For the case where s ~ 1/N, do you think selection or drift dominates?

p = 0.5
ngen = 100
nrun = 10

N = 100
s = 0.01
omega2 = 1-s 


v_freq = sel_drift_fun(p, omega2, N, ngen)
plot(v_freq, type = 'l', col = "red", ylim = c(0, 1), xlab = "generation", ylab = "allele frequency", main = "N = 100, s = 0.01")

for(i in 1:nrun-1){
  v_freq = sel_drift_fun(p, omega2, N, ngen)
  lines(v_freq, type = 'l', col = "red")
}

It is the relative scale of s and N that matters.
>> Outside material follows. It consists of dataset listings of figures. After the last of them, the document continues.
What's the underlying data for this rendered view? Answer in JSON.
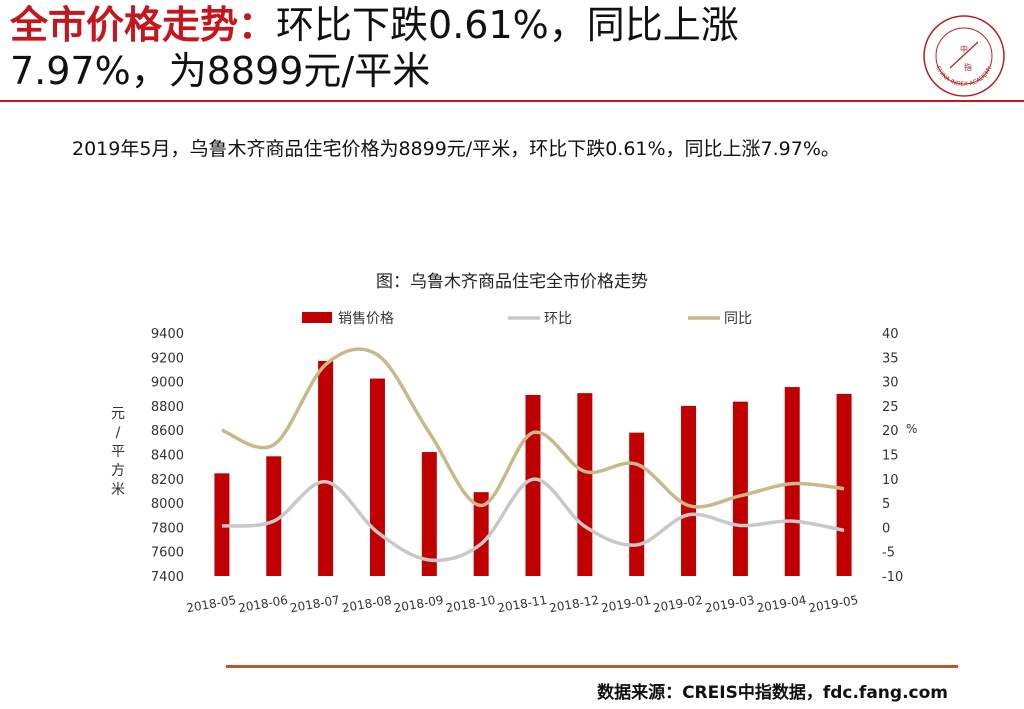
{
  "header": {
    "title_red": "全市价格走势：",
    "title_line1_rest": "环比下跌0.61%，同比上涨",
    "title_line2": "7.97%，为8899元/平米"
  },
  "summary": "2019年5月，乌鲁木齐商品住宅价格为8899元/平米，环比下跌0.61%，同比上涨7.97%。",
  "source": "数据来源：CREIS中指数据，fdc.fang.com",
  "logo": {
    "center_text_top": "中",
    "center_text_bottom": "指",
    "ring_text": "CHINA INDEX ACADEMY"
  },
  "colors": {
    "accent": "#c4161c",
    "bar": "#c00000",
    "mom": "#c8c8c8",
    "yoy": "#c8b98c",
    "footer_rule": "#c0572f"
  },
  "chart_data": {
    "type": "bar",
    "title": "图：乌鲁木齐商品住宅全市价格走势",
    "categories": [
      "2018-05",
      "2018-06",
      "2018-07",
      "2018-08",
      "2018-09",
      "2018-10",
      "2018-11",
      "2018-12",
      "2019-01",
      "2019-02",
      "2019-03",
      "2019-04",
      "2019-05"
    ],
    "y_left": {
      "min": 7400,
      "max": 9400,
      "step": 200,
      "label": "元/平方米",
      "ticks": [
        "9400",
        "9200",
        "9000",
        "8800",
        "8600",
        "8400",
        "8200",
        "8000",
        "7800",
        "7600",
        "7400"
      ]
    },
    "y_right": {
      "min": -10,
      "max": 40,
      "step": 5,
      "label": "%",
      "ticks": [
        "40",
        "35",
        "30",
        "25",
        "20",
        "15",
        "10",
        "5",
        "0",
        "-5",
        "-10"
      ]
    },
    "legend_position": "top",
    "grid": false,
    "series": [
      {
        "name": "销售价格",
        "type": "bar",
        "axis": "left",
        "values": [
          8245,
          8385,
          9170,
          9025,
          8420,
          8090,
          8890,
          8905,
          8580,
          8800,
          8835,
          8955,
          8899
        ]
      },
      {
        "name": "环比",
        "type": "line",
        "axis": "right",
        "values": [
          0.3,
          1.3,
          9.4,
          -1.0,
          -6.7,
          -3.4,
          9.9,
          0.2,
          -3.6,
          2.6,
          0.4,
          1.3,
          -0.61
        ]
      },
      {
        "name": "同比",
        "type": "line",
        "axis": "right",
        "values": [
          20,
          17,
          33.5,
          35.5,
          19.5,
          4.5,
          19.5,
          11.5,
          13,
          4.5,
          6.5,
          9,
          7.97
        ]
      }
    ]
  }
}
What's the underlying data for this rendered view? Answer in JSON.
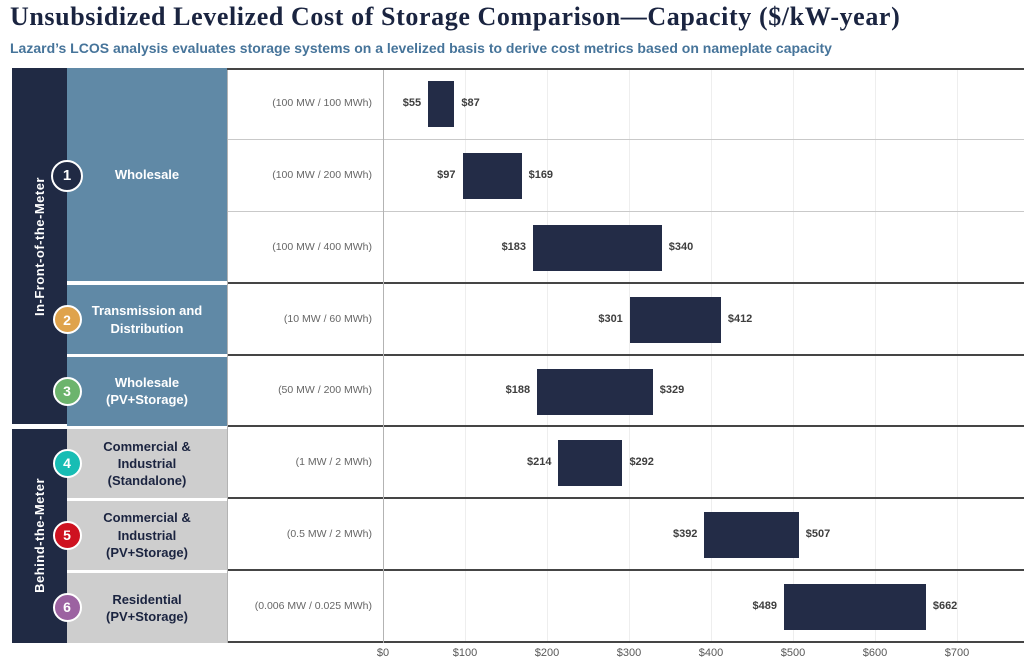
{
  "header": {
    "title": "Unsubsidized Levelized Cost of Storage Comparison—Capacity ($/kW-year)",
    "subtitle": "Lazard’s LCOS analysis evaluates storage systems on a levelized basis to derive cost metrics based on nameplate capacity"
  },
  "colors": {
    "navy": "#202A44",
    "bar": "#232C47",
    "steel_blue": "#6089A6",
    "gray_cell": "#CECECE",
    "dark_text": "#1B2440",
    "white_text": "#FFFFFF",
    "title_text": "#1A2440",
    "subtitle_text": "#46749A"
  },
  "meter_groups": [
    {
      "label": "In-Front-of-the-Meter",
      "row_span": 5
    },
    {
      "label": "Behind-the-Meter",
      "row_span": 3
    }
  ],
  "categories": [
    {
      "number": "1",
      "label": "Wholesale",
      "row_span": 3,
      "badge_color": "#202A44",
      "cell_bg": "#6089A6",
      "text_color": "#FFFFFF"
    },
    {
      "number": "2",
      "label": "Transmission and\nDistribution",
      "row_span": 1,
      "badge_color": "#DFA34C",
      "cell_bg": "#6089A6",
      "text_color": "#FFFFFF"
    },
    {
      "number": "3",
      "label": "Wholesale\n(PV+Storage)",
      "row_span": 1,
      "badge_color": "#6CB46D",
      "cell_bg": "#6089A6",
      "text_color": "#FFFFFF"
    },
    {
      "number": "4",
      "label": "Commercial &\nIndustrial\n(Standalone)",
      "row_span": 1,
      "badge_color": "#17BDB4",
      "cell_bg": "#CECECE",
      "text_color": "#1B2440"
    },
    {
      "number": "5",
      "label": "Commercial &\nIndustrial\n(PV+Storage)",
      "row_span": 1,
      "badge_color": "#CE1220",
      "cell_bg": "#CECECE",
      "text_color": "#1B2440"
    },
    {
      "number": "6",
      "label": "Residential\n(PV+Storage)",
      "row_span": 1,
      "badge_color": "#9C62A1",
      "cell_bg": "#CECECE",
      "text_color": "#1B2440"
    }
  ],
  "rows": [
    {
      "capacity": "(100 MW / 100 MWh)",
      "low": 55,
      "high": 87,
      "low_label": "$55",
      "high_label": "$87"
    },
    {
      "capacity": "(100 MW / 200 MWh)",
      "low": 97,
      "high": 169,
      "low_label": "$97",
      "high_label": "$169"
    },
    {
      "capacity": "(100 MW / 400 MWh)",
      "low": 183,
      "high": 340,
      "low_label": "$183",
      "high_label": "$340"
    },
    {
      "capacity": "(10 MW / 60 MWh)",
      "low": 301,
      "high": 412,
      "low_label": "$301",
      "high_label": "$412"
    },
    {
      "capacity": "(50 MW / 200 MWh)",
      "low": 188,
      "high": 329,
      "low_label": "$188",
      "high_label": "$329"
    },
    {
      "capacity": "(1 MW / 2 MWh)",
      "low": 214,
      "high": 292,
      "low_label": "$214",
      "high_label": "$292"
    },
    {
      "capacity": "(0.5 MW / 2 MWh)",
      "low": 392,
      "high": 507,
      "low_label": "$392",
      "high_label": "$507"
    },
    {
      "capacity": "(0.006 MW / 0.025 MWh)",
      "low": 489,
      "high": 662,
      "low_label": "$489",
      "high_label": "$662"
    }
  ],
  "axis": {
    "ticks": [
      {
        "label": "$0",
        "value": 0
      },
      {
        "label": "$100",
        "value": 100
      },
      {
        "label": "$200",
        "value": 200
      },
      {
        "label": "$300",
        "value": 300
      },
      {
        "label": "$400",
        "value": 400
      },
      {
        "label": "$500",
        "value": 500
      },
      {
        "label": "$600",
        "value": 600
      },
      {
        "label": "$700",
        "value": 700
      }
    ],
    "max": 700
  },
  "chart_data": {
    "type": "bar",
    "subtype": "horizontal-range",
    "title": "Unsubsidized Levelized Cost of Storage Comparison—Capacity ($/kW-year)",
    "subtitle": "Lazard’s LCOS analysis evaluates storage systems on a levelized basis to derive cost metrics based on nameplate capacity",
    "units": "$/kW-year",
    "xlim": [
      0,
      700
    ],
    "x_ticks": [
      "$0",
      "$100",
      "$200",
      "$300",
      "$400",
      "$500",
      "$600",
      "$700"
    ],
    "grid": true,
    "groups": [
      {
        "meter": "In-Front-of-the-Meter",
        "number": 1,
        "category": "Wholesale",
        "entries": [
          {
            "capacity": "(100 MW / 100 MWh)",
            "low": 55,
            "high": 87
          },
          {
            "capacity": "(100 MW / 200 MWh)",
            "low": 97,
            "high": 169
          },
          {
            "capacity": "(100 MW / 400 MWh)",
            "low": 183,
            "high": 340
          }
        ]
      },
      {
        "meter": "In-Front-of-the-Meter",
        "number": 2,
        "category": "Transmission and Distribution",
        "entries": [
          {
            "capacity": "(10 MW / 60 MWh)",
            "low": 301,
            "high": 412
          }
        ]
      },
      {
        "meter": "In-Front-of-the-Meter",
        "number": 3,
        "category": "Wholesale (PV+Storage)",
        "entries": [
          {
            "capacity": "(50 MW / 200 MWh)",
            "low": 188,
            "high": 329
          }
        ]
      },
      {
        "meter": "Behind-the-Meter",
        "number": 4,
        "category": "Commercial & Industrial (Standalone)",
        "entries": [
          {
            "capacity": "(1 MW / 2 MWh)",
            "low": 214,
            "high": 292
          }
        ]
      },
      {
        "meter": "Behind-the-Meter",
        "number": 5,
        "category": "Commercial & Industrial (PV+Storage)",
        "entries": [
          {
            "capacity": "(0.5 MW / 2 MWh)",
            "low": 392,
            "high": 507
          }
        ]
      },
      {
        "meter": "Behind-the-Meter",
        "number": 6,
        "category": "Residential (PV+Storage)",
        "entries": [
          {
            "capacity": "(0.006 MW / 0.025 MWh)",
            "low": 489,
            "high": 662
          }
        ]
      }
    ]
  }
}
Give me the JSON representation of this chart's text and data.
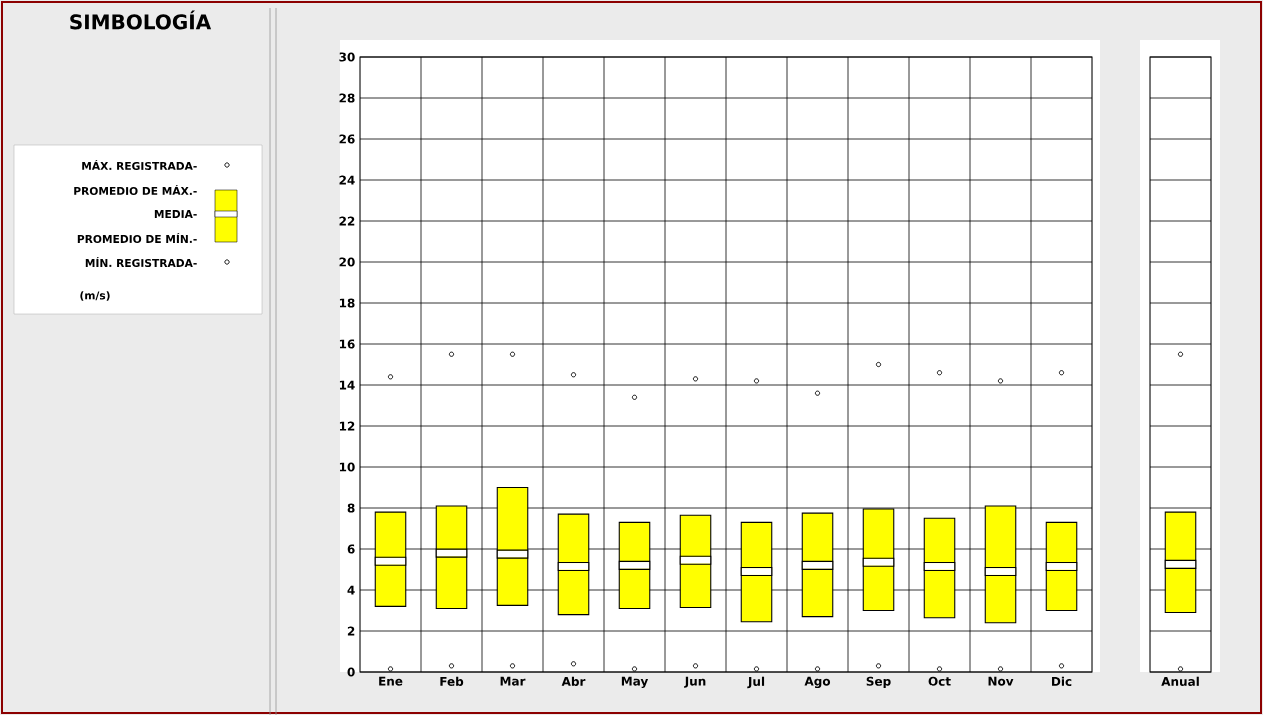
{
  "chart_data": [
    {
      "type": "box",
      "legend_title": "SIMBOLOGÍA",
      "ylabel": "(m/s)",
      "annotations": [
        "MÁX. REGISTRADA-",
        "PROMEDIO DE MÁX.-",
        "MEDIA-",
        "PROMEDIO DE MÍN.-",
        "MÍN. REGISTRADA-"
      ],
      "categories": [
        "Ene",
        "Feb",
        "Mar",
        "Abr",
        "May",
        "Jun",
        "Jul",
        "Ago",
        "Sep",
        "Oct",
        "Nov",
        "Dic"
      ],
      "ylim": [
        0,
        30
      ],
      "yticks": [
        0,
        2,
        4,
        6,
        8,
        10,
        12,
        14,
        16,
        18,
        20,
        22,
        24,
        26,
        28,
        30
      ],
      "grid": true,
      "marker": "circle",
      "series": [
        {
          "color": "#ffff00",
          "boxes": [
            {
              "low": 3.2,
              "q1": 3.2,
              "median": 5.4,
              "q3": 7.8,
              "high": 7.8,
              "outliers": [
                14.4,
                0.15
              ]
            },
            {
              "low": 3.1,
              "q1": 3.1,
              "median": 5.8,
              "q3": 8.1,
              "high": 8.1,
              "outliers": [
                15.5,
                0.3
              ]
            },
            {
              "low": 3.25,
              "q1": 3.25,
              "median": 5.75,
              "q3": 9.0,
              "high": 9.0,
              "outliers": [
                15.5,
                0.3
              ]
            },
            {
              "low": 2.8,
              "q1": 2.8,
              "median": 5.15,
              "q3": 7.7,
              "high": 7.7,
              "outliers": [
                14.5,
                0.4
              ]
            },
            {
              "low": 3.1,
              "q1": 3.1,
              "median": 5.2,
              "q3": 7.3,
              "high": 7.3,
              "outliers": [
                13.4,
                0.15
              ]
            },
            {
              "low": 3.15,
              "q1": 3.15,
              "median": 5.45,
              "q3": 7.65,
              "high": 7.65,
              "outliers": [
                14.3,
                0.3
              ]
            },
            {
              "low": 2.45,
              "q1": 2.45,
              "median": 4.9,
              "q3": 7.3,
              "high": 7.3,
              "outliers": [
                14.2,
                0.15
              ]
            },
            {
              "low": 2.7,
              "q1": 2.7,
              "median": 5.2,
              "q3": 7.75,
              "high": 7.75,
              "outliers": [
                13.6,
                0.15
              ]
            },
            {
              "low": 3.0,
              "q1": 3.0,
              "median": 5.35,
              "q3": 7.95,
              "high": 7.95,
              "outliers": [
                15.0,
                0.3
              ]
            },
            {
              "low": 2.65,
              "q1": 2.65,
              "median": 5.15,
              "q3": 7.5,
              "high": 7.5,
              "outliers": [
                14.6,
                0.15
              ]
            },
            {
              "low": 2.4,
              "q1": 2.4,
              "median": 4.9,
              "q3": 8.1,
              "high": 8.1,
              "outliers": [
                14.2,
                0.15
              ]
            },
            {
              "low": 3.0,
              "q1": 3.0,
              "median": 5.15,
              "q3": 7.3,
              "high": 7.3,
              "outliers": [
                14.6,
                0.3
              ]
            }
          ]
        }
      ]
    },
    {
      "type": "box",
      "categories": [
        "Anual"
      ],
      "ylim": [
        0,
        30
      ],
      "yticks": [
        0,
        2,
        4,
        6,
        8,
        10,
        12,
        14,
        16,
        18,
        20,
        22,
        24,
        26,
        28,
        30
      ],
      "grid": true,
      "marker": "circle",
      "tick_labels": "x",
      "series": [
        {
          "color": "#ffff00",
          "boxes": [
            {
              "low": 2.9,
              "q1": 2.9,
              "median": 5.25,
              "q3": 7.8,
              "high": 7.8,
              "outliers": [
                15.5,
                0.15
              ]
            }
          ]
        }
      ]
    }
  ]
}
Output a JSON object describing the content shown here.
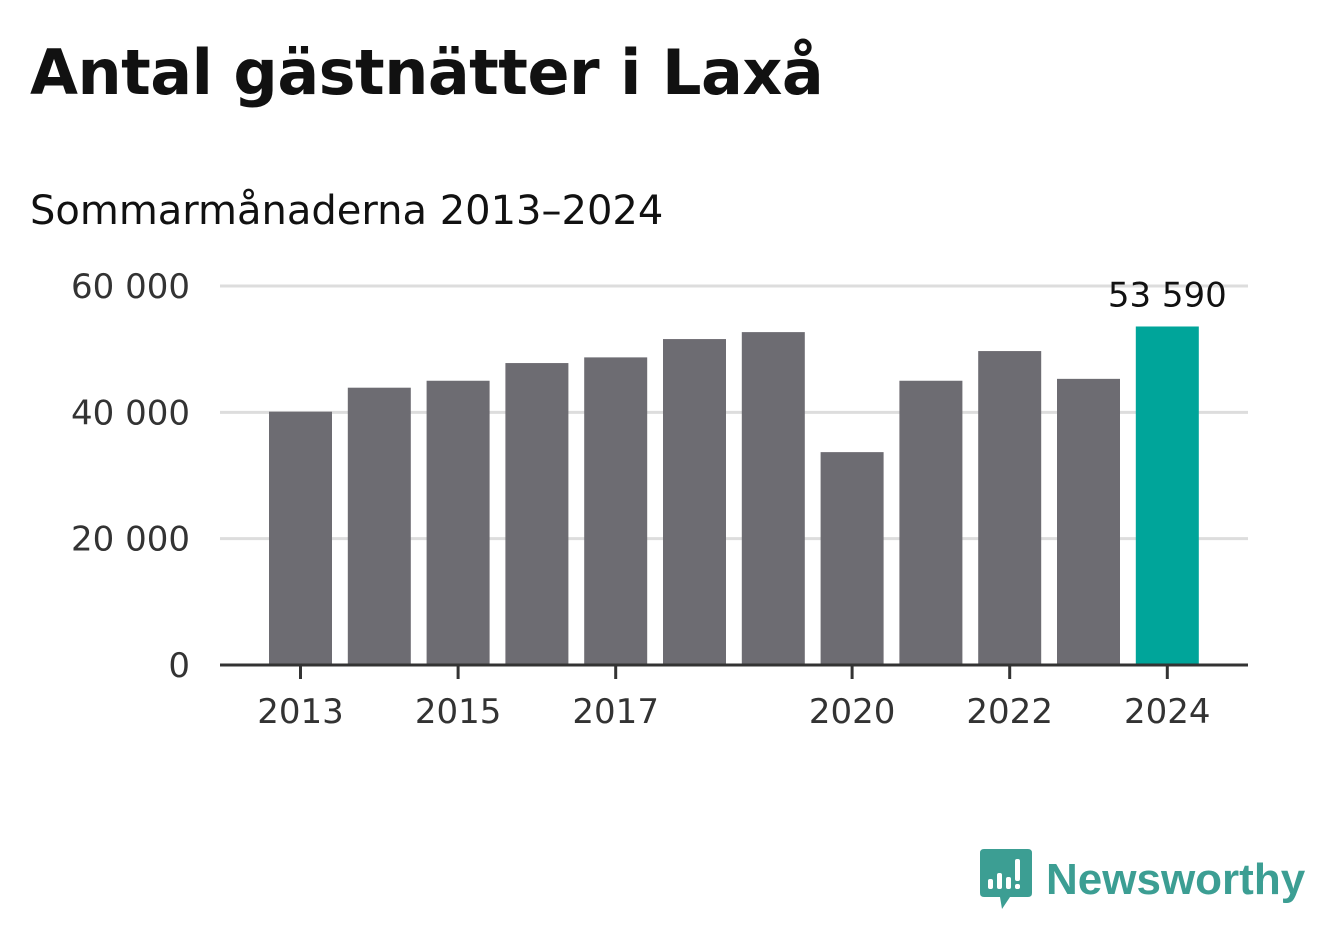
{
  "title": "Antal gästnätter i Laxå",
  "subtitle": "Sommarmånaderna 2013–2024",
  "brand": {
    "name": "Newsworthy",
    "color": "#3c9e93",
    "icon": "newsworthy-chart-bubble-icon"
  },
  "colors": {
    "bar": "#6d6c72",
    "highlight": "#00a59a",
    "grid": "#dddddd",
    "axis": "#333333"
  },
  "chart_data": {
    "type": "bar",
    "title": "Antal gästnätter i Laxå",
    "subtitle": "Sommarmånaderna 2013–2024",
    "xlabel": "",
    "ylabel": "",
    "categories": [
      "2013",
      "2014",
      "2015",
      "2016",
      "2017",
      "2018",
      "2019",
      "2020",
      "2021",
      "2022",
      "2023",
      "2024"
    ],
    "values": [
      40100,
      43900,
      45000,
      47800,
      48700,
      51600,
      52700,
      33700,
      45000,
      49700,
      45300,
      53590
    ],
    "highlight_index": 11,
    "highlight_label": "53 590",
    "x_tick_labels": [
      "2013",
      "2015",
      "2017",
      "2020",
      "2022",
      "2024"
    ],
    "y_tick_labels": [
      "0",
      "20 000",
      "40 000",
      "60 000"
    ],
    "y_ticks": [
      0,
      20000,
      40000,
      60000
    ],
    "ylim": [
      0,
      60000
    ],
    "grid": "horizontal",
    "legend": "none"
  }
}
Dirft would dominate for both N = 100, s = 0.01 and N = 1000, s = 0.001.

par(mfrow = c(1, 2))  #having two figures in one row

p = 0.5
ngen = 1000
nrun = 10

N = 100
s = 0.01
omega2 = 1-s 

v_freq = sel_drift_fun(p, omega2, N, ngen)
plot(v_freq, type = 'l', col = "red", ylim = c(0, 1), xlab = "generation", ylab = "allele frequency", main = "N = 100, s = 0.01")

for(i in 1:nrun-1){
  v_freq = sel_drift_fun(p, omega2, N, ngen)
  lines(v_freq, type = 'l', col = "red")
}



N = 1000
s = 0.001
omega2 = 1-s 

v_freq = sel_drift_fun(p, omega2, N, ngen)
plot(v_freq, type = 'l', col = "red", ylim = c(0, 1), xlab = "generation", ylab = "allele frequency", main = "N = 1000, s = 0.001")

for(i in 1:nrun-1){
  v_freq = sel_drift_fun(p, omega2, N, ngen)
  lines(v_freq, type = 'l', col = "red")
}

You may notice that how quickly the allele frequency changes differ between N = 100 and 1000, despite drift dominates both simulations. The time scale for drift depends on the inverse of population size: the expected time to fixation/lost of an allele due to drift is ~ 1/N. Accordingly, allele frequencies change with faster rate when N is smaller.